I’ve been advocating various elements of what you’re describing here since around the turn of the century. I call itpubwan, a word I coined originally to mean "public wide area network (or WAN)" but the use cases I came up with for it since then have had more to do with databasing than networking. As for ranked searches of foodstuffs, I recently wrote abrief article on thatin dev.to. That article assumes a little knowledge of SQL, but clearly you’re pretty database literate as you’re talking about boolean not functions and sorting in ascending order. As you point out: "People already know how to program computers to do things like sorting and boolean search." As they say in theSix Million Dollar Manopening credits, "we have the technology." What we don’t have is direct access to the data needed to construct a database such as you describe. The reasons for that are pretty much intellectual property, especially if you consider trade secrets to be part of intellectual property. To have a systematic understanding of the food industry’s range of product offerings is to reverse engineer that industry’s business model. At the point of sale, for example, you get a paper receipt? Why not the option of a machine-readable receipt? Certainly the trasaction itself will appear on your statement (including your online statement) if you charge it using a credit or debit card. But would a machine-readable itemized receipt be too much to ask for? You get a machine-readable receipt with Instacart and the like, in the sense that the receipt is represented as a table in an HTML document. But what would be really nice would be an option to export as Excel or CSV or something, and of course it would be especially nice if UPC (or EAN) barcode were one of the columns, as it serves as a unique identifier of products.
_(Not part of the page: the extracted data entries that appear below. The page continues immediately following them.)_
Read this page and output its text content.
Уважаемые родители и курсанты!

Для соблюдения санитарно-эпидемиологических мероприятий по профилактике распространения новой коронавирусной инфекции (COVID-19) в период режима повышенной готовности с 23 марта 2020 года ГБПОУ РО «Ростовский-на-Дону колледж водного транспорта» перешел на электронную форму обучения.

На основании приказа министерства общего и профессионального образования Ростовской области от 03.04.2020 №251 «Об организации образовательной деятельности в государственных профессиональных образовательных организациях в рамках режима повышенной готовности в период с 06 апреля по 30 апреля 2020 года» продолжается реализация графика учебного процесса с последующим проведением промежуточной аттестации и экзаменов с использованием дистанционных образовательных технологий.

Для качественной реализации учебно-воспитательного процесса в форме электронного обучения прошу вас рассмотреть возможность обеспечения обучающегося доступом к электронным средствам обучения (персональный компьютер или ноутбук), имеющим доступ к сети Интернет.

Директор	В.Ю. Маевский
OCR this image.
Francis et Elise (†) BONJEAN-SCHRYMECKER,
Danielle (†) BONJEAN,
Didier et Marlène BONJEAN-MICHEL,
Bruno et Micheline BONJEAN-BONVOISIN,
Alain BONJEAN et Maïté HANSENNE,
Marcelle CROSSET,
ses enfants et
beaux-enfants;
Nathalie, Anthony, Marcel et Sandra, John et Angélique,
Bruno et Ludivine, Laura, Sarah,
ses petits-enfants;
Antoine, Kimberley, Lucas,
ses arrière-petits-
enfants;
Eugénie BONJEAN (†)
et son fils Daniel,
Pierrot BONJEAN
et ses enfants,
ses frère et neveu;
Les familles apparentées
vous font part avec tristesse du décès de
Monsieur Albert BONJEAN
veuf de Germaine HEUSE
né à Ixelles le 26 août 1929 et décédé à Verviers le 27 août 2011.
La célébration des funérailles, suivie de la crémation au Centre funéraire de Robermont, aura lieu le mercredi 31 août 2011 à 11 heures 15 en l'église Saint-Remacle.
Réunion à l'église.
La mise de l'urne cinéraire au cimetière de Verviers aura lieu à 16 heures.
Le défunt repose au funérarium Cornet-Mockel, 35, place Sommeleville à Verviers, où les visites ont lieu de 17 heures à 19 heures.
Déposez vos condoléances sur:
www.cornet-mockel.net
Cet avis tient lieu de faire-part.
The dev.to article I referenced earlier pertains to a public dataset maintained by the United States Department of Agriculture (but as far as I know downloadable worldwide) called Food Data Central. That database contains many brand-name products, but by no means all, but among major brands, anyway, it should suffice to produce the ranking of salad dressings by sugar content that you describe.

The key is to create an accurate mapping between barcode numbers used "in the trade" to NDB_NO, which is the primary key field to denote foods in the Food Data Central database. That would be a data entry task, and a fairly tedious one, and a fairly inexact one even assuming good-faith effort. I’ve been toying with the idea of doing a Kickstarter or the like to defray some of the expense of amassing a few thousand entries of a UPC-to-NDB table which might hopefully amount to enough of a critical mass to snowball into a useful public reference database given some volunteer recruiting and network effects, but then I inevitably retreat from the idea, sink into despair, assuming that maybe there’s a law of economics that says Information Does Not Want To Be Free, or maybe that food and related companies would come out with the cease and desist letters or even SLAPP lawsuits as a knee jerk response, who knows.

I must thank you profusely for your present blog post as it had not occurred to me that one of the opportunities to exploit the COVID crisis might be as an excuse to implement Pubwan, as the public health need for relatively hands-free (but well-informed) grocery shopping, it could be argued, could outweigh the business community’s interest in trade secrets or a proprietary point of sale interface or whatever.